Made with respect and sincerity by a member of the Mize extended family (the first credit after the end of the film lists Saunders as “Billy’s Grandson”), it never strays from a by-the-book music figure doc, complete with an overview of the musical background. Saunders tracks the greater schism in the country music ranks between the Wonder-bread Nashville living room sound and the more raucous, rockabilly-tinged movement based in California. This blend of music history lesson and focused case study of one of its pioneers results in a film that could be easily offered on DVD along with Billy Mize’s Greatest Hits as a reward package for a public television station pledge drive.
While the film follows a basic chronology with Mize’s career and personal life, the movie’s biggest attempt at drama is the “will he or won’t he” suspense of playing at his 80th birthday celebration (at Buck Owens’ Crystal Palace no less).
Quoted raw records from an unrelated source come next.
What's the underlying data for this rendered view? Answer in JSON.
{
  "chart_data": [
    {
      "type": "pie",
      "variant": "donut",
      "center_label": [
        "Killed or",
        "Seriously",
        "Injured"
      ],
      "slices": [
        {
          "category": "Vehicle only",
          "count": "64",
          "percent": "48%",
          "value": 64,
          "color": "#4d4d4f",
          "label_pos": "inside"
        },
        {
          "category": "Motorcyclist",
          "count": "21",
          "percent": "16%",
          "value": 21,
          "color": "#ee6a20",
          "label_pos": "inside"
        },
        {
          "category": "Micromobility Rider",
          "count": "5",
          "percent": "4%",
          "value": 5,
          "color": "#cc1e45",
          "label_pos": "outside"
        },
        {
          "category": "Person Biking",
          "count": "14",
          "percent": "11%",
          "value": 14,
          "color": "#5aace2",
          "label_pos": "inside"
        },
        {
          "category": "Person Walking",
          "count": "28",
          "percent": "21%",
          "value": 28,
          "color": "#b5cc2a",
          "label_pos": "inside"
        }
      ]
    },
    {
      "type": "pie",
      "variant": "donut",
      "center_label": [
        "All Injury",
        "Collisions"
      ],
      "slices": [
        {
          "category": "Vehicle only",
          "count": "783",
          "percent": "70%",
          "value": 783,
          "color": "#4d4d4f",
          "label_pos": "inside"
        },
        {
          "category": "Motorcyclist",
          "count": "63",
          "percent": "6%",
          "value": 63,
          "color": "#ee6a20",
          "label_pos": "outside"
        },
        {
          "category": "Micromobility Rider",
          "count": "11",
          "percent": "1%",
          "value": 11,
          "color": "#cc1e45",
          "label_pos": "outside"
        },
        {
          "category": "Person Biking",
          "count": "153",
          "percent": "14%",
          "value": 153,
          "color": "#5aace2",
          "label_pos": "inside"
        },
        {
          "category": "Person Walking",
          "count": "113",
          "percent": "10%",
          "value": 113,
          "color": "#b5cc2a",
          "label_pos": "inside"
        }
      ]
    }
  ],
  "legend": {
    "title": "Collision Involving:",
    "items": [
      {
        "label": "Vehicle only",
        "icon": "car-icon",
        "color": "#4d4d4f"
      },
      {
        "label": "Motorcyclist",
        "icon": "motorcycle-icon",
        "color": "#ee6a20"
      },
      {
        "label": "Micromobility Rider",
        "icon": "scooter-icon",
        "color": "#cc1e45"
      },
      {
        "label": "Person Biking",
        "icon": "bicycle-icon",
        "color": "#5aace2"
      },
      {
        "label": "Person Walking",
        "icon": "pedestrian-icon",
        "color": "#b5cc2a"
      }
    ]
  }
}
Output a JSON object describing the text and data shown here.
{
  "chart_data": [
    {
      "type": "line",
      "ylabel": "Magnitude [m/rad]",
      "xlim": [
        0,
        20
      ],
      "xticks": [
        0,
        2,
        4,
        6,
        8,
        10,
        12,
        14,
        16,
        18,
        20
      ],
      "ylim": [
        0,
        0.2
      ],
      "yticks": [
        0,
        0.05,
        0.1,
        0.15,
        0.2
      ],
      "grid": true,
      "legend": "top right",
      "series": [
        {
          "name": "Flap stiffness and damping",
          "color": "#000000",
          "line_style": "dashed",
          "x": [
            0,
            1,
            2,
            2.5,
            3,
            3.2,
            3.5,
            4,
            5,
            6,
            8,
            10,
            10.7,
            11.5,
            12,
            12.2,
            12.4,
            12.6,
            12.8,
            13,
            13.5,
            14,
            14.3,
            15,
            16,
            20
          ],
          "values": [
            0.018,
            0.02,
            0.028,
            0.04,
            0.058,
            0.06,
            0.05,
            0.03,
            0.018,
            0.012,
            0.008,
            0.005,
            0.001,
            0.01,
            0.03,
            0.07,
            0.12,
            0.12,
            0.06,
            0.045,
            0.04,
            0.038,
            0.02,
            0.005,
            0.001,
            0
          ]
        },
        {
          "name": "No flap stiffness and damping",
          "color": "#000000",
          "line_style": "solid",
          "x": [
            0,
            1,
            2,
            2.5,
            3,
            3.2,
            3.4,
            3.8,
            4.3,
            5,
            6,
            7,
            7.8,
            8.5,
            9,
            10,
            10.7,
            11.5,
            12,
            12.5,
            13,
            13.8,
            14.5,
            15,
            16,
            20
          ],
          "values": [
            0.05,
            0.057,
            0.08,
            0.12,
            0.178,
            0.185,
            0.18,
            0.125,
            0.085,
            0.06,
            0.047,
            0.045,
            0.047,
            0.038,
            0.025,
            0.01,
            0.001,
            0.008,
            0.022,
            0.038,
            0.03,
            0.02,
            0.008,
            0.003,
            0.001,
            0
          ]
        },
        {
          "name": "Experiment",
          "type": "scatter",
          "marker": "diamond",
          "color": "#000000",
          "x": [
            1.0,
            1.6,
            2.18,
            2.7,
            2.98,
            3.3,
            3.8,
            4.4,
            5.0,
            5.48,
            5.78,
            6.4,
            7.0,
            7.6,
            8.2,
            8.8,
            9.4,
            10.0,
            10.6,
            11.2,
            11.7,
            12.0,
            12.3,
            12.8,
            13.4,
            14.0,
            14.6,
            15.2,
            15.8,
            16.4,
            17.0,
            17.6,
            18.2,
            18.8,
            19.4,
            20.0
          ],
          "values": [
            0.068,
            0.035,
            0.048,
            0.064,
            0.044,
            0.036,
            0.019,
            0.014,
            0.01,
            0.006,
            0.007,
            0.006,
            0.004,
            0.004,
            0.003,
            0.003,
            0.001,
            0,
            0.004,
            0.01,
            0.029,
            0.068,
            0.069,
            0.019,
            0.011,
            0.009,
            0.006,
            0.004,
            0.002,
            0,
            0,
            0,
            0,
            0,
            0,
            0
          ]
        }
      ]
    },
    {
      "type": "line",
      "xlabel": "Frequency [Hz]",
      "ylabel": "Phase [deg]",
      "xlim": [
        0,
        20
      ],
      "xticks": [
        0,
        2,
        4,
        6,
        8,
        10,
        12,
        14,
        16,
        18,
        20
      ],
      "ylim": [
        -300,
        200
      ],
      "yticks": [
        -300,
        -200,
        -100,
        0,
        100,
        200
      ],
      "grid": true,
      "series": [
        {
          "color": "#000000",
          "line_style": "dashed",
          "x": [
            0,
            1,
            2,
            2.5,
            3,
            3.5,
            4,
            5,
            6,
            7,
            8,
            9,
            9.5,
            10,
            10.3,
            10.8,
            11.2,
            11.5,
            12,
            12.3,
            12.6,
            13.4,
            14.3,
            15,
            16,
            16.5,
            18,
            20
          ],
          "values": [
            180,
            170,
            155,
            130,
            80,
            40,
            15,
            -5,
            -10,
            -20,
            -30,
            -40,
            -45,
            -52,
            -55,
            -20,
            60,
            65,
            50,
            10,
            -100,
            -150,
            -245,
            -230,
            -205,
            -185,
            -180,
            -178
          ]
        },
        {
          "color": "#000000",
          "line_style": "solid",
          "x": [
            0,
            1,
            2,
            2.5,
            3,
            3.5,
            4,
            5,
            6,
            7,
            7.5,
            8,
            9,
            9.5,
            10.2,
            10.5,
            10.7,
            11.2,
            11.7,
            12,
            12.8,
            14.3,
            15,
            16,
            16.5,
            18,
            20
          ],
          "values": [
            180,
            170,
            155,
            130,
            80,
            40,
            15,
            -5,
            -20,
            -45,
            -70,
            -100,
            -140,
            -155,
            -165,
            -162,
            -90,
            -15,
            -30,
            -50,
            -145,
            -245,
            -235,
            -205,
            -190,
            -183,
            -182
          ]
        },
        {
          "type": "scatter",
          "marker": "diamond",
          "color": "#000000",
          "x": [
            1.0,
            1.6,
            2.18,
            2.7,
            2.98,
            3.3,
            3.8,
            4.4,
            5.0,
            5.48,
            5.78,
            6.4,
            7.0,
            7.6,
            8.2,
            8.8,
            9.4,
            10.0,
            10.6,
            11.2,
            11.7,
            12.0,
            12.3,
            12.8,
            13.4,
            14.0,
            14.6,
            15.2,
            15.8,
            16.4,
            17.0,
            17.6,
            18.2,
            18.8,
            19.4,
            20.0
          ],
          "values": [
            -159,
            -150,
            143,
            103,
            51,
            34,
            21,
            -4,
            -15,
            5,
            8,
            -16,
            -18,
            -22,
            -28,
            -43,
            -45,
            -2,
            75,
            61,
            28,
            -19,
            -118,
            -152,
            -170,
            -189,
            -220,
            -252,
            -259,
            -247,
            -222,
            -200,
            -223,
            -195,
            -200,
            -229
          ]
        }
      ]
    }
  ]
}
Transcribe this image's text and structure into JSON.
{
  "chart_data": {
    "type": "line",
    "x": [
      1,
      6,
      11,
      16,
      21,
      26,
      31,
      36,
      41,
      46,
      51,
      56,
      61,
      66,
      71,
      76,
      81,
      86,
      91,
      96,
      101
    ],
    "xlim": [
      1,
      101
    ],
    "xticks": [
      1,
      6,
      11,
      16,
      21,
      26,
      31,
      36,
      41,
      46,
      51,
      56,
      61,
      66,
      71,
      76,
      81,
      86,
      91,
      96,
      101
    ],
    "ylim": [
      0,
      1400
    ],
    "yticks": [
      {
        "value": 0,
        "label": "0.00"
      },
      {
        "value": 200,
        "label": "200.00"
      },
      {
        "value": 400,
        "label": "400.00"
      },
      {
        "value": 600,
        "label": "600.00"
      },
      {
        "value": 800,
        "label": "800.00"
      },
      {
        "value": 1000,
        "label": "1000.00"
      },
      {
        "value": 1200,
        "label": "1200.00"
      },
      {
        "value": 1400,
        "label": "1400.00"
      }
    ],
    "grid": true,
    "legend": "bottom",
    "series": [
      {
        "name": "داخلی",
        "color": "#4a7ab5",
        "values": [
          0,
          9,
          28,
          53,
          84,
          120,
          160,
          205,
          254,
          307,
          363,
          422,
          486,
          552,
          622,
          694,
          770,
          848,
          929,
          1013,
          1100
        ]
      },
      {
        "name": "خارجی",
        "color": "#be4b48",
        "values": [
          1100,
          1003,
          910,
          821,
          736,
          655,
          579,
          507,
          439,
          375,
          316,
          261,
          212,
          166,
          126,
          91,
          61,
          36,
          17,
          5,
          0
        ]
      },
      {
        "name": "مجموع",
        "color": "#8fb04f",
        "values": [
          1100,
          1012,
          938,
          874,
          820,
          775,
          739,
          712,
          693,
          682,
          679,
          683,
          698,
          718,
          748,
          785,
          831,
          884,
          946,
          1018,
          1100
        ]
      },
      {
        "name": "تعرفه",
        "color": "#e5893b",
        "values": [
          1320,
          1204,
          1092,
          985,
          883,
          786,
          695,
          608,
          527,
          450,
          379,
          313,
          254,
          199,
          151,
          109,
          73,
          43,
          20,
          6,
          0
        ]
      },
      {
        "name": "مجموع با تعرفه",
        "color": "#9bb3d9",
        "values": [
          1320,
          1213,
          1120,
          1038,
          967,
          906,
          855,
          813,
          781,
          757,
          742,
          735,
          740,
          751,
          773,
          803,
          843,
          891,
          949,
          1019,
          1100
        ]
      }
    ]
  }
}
Given how the events play out and the beautiful epilogue that follows, it retroactively seems like an unnecessary attempt to wring suspense out of what is otherwise a moment of recognition of the network of Mize devotees that have maintained their fervor, over 35 years since his last record.
Although Billy Mize may have had some crossover appeal in his heyday, the film might not resonate outside of those interested in the country music legacy it unspools. But “Billy Mize and the Bakersfield Sound” is like a Hall of Fame exhibit brought to life, chiefly a simple tribute to a singer-songwriter who was legendary in his own way. The film never reaches for something bigger, but that only seems fitting for a profile of a man content to forgo public, widespread acclaim for the sake of his family.
“Billy Mize and the Bakersfield Sound” premiered this past weekend at the L.A. Film Festival. It does not yet have U.S. distribution.